Патриарх, ничего не понимая, внимательно смотрел на Иоанна.
– Как тебе известно, отче, у императора Константина были дети Роман и Феодора, я же – племянник покойного Никифора, который был мужем Феофано – жены Романа…
– О, понимаю, – сурово произнес патриарх, – родство в третьем колене, а церковь запрещает кровосмешение до шестого колена… Помню, патриарх Полиевкт воспретил брак Никифора и Феофано, хотя он был только крестным отцом ее детей… А тут дело хуже.
– Мучаюсь, отче… Как предстану на суд перед престолом Господа Бога?..
– Не поздно еще церкви объявить этот брак кровосмешением, расторгнуть его, я же именем Бога прощу и уже теперь отпускаю тебе грех.
– Я согласен, отче, и прошу огласить мой брак кровосмесительным, расторгнуть его…
– Воля твоя будет исполнена, василевс… Церковь расторгает твой брак с Феодорой…
На следующий день, собрав синклит и пригласив на него патриарха Антония, проэдр Василий добился, чтобы члены синклита признали брак Иоанна с Феодорой недействительным, потому что Иоанн якобы был племянником Никифора, а Никифор – кровный родственник императора Константина, благодаря чему его брак с дочерью Константина Феодорой – кровосмешение.

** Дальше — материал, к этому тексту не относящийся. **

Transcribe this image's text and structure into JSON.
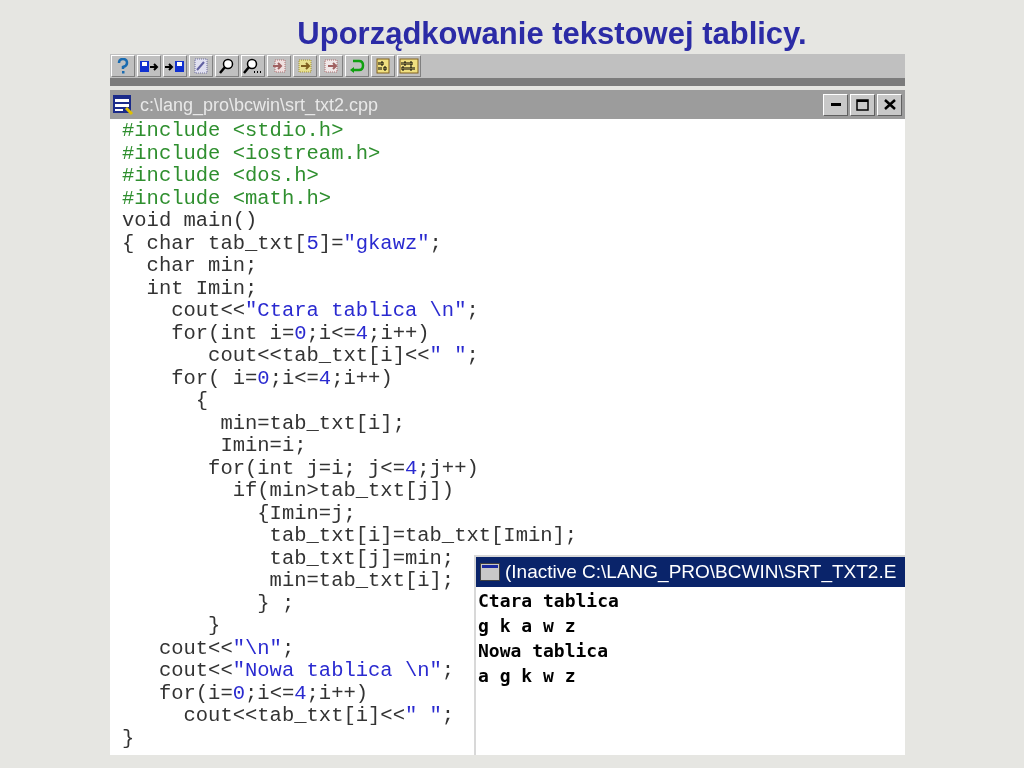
{
  "slide_title": "Uporządkowanie tekstowej tablicy.",
  "editor": {
    "title": "c:\\lang_pro\\bcwin\\srt_txt2.cpp",
    "active": false,
    "lines": [
      [
        {
          "kind": "include",
          "text": "#include <stdio.h>"
        }
      ],
      [
        {
          "kind": "include",
          "text": "#include <iostream.h>"
        }
      ],
      [
        {
          "kind": "include",
          "text": "#include <dos.h>"
        }
      ],
      [
        {
          "kind": "include",
          "text": "#include <math.h>"
        }
      ],
      [
        {
          "kind": "plain",
          "text": "void main()"
        }
      ],
      [
        {
          "kind": "plain",
          "text": "{ char tab_txt["
        },
        {
          "kind": "literal",
          "text": "5"
        },
        {
          "kind": "plain",
          "text": "]="
        },
        {
          "kind": "literal",
          "text": "\"gkawz\""
        },
        {
          "kind": "plain",
          "text": ";"
        }
      ],
      [
        {
          "kind": "plain",
          "text": "  char min;"
        }
      ],
      [
        {
          "kind": "plain",
          "text": "  int Imin;"
        }
      ],
      [
        {
          "kind": "plain",
          "text": "    cout<<"
        },
        {
          "kind": "literal",
          "text": "\"Ctara tablica \\n\""
        },
        {
          "kind": "plain",
          "text": ";"
        }
      ],
      [
        {
          "kind": "plain",
          "text": "    for(int i="
        },
        {
          "kind": "literal",
          "text": "0"
        },
        {
          "kind": "plain",
          "text": ";i<="
        },
        {
          "kind": "literal",
          "text": "4"
        },
        {
          "kind": "plain",
          "text": ";i++)"
        }
      ],
      [
        {
          "kind": "plain",
          "text": "       cout<<tab_txt[i]<<"
        },
        {
          "kind": "literal",
          "text": "\" \""
        },
        {
          "kind": "plain",
          "text": ";"
        }
      ],
      [
        {
          "kind": "plain",
          "text": "    for( i="
        },
        {
          "kind": "literal",
          "text": "0"
        },
        {
          "kind": "plain",
          "text": ";i<="
        },
        {
          "kind": "literal",
          "text": "4"
        },
        {
          "kind": "plain",
          "text": ";i++)"
        }
      ],
      [
        {
          "kind": "plain",
          "text": "      {"
        }
      ],
      [
        {
          "kind": "plain",
          "text": "        min=tab_txt[i];"
        }
      ],
      [
        {
          "kind": "plain",
          "text": "        Imin=i;"
        }
      ],
      [
        {
          "kind": "plain",
          "text": "       for(int j=i; j<="
        },
        {
          "kind": "literal",
          "text": "4"
        },
        {
          "kind": "plain",
          "text": ";j++)"
        }
      ],
      [
        {
          "kind": "plain",
          "text": "         if(min>tab_txt[j])"
        }
      ],
      [
        {
          "kind": "plain",
          "text": "           {Imin=j;"
        }
      ],
      [
        {
          "kind": "plain",
          "text": "            tab_txt[i]=tab_txt[Imin];"
        }
      ],
      [
        {
          "kind": "plain",
          "text": "            tab_txt[j]=min;"
        }
      ],
      [
        {
          "kind": "plain",
          "text": "            min=tab_txt[i];"
        }
      ],
      [
        {
          "kind": "plain",
          "text": "           } ;"
        }
      ],
      [
        {
          "kind": "plain",
          "text": "       }"
        }
      ],
      [
        {
          "kind": "plain",
          "text": "   cout<<"
        },
        {
          "kind": "literal",
          "text": "\"\\n\""
        },
        {
          "kind": "plain",
          "text": ";"
        }
      ],
      [
        {
          "kind": "plain",
          "text": "   cout<<"
        },
        {
          "kind": "literal",
          "text": "\"Nowa tablica \\n\""
        },
        {
          "kind": "plain",
          "text": ";"
        }
      ],
      [
        {
          "kind": "plain",
          "text": "   for(i="
        },
        {
          "kind": "literal",
          "text": "0"
        },
        {
          "kind": "plain",
          "text": ";i<="
        },
        {
          "kind": "literal",
          "text": "4"
        },
        {
          "kind": "plain",
          "text": ";i++)"
        }
      ],
      [
        {
          "kind": "plain",
          "text": "     cout<<tab_txt[i]<<"
        },
        {
          "kind": "literal",
          "text": "\" \""
        },
        {
          "kind": "plain",
          "text": ";"
        }
      ],
      [
        {
          "kind": "plain",
          "text": "}"
        }
      ]
    ]
  },
  "console": {
    "title": "(Inactive C:\\LANG_PRO\\BCWIN\\SRT_TXT2.E",
    "active": true,
    "lines": [
      "Ctara tablica",
      "g k a w z",
      "Nowa tablica",
      "a g k w z"
    ]
  }
}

С таким же, а возможно, и с большим правом можно было доказать и другое: что Иоанн всю жизнь безуспешно стремился к более тесному родству с кем-либо из императоров. Но проэдру Василию достаточно было ухватиться за тоненькую нить чужих сомнений, нужных для достижения его цели, и ниточка эта становилась подлинным канатом. Синклит все утвердил, патриарх благословил, и в следующую ночь корабль с Феодорой вышел из Золотого Рога, круто свернул у полуострова и направился на запад – к Проту. И, разумеется, Феодора была не Феофано – надежды возвратиться в Константинополь у нее не было.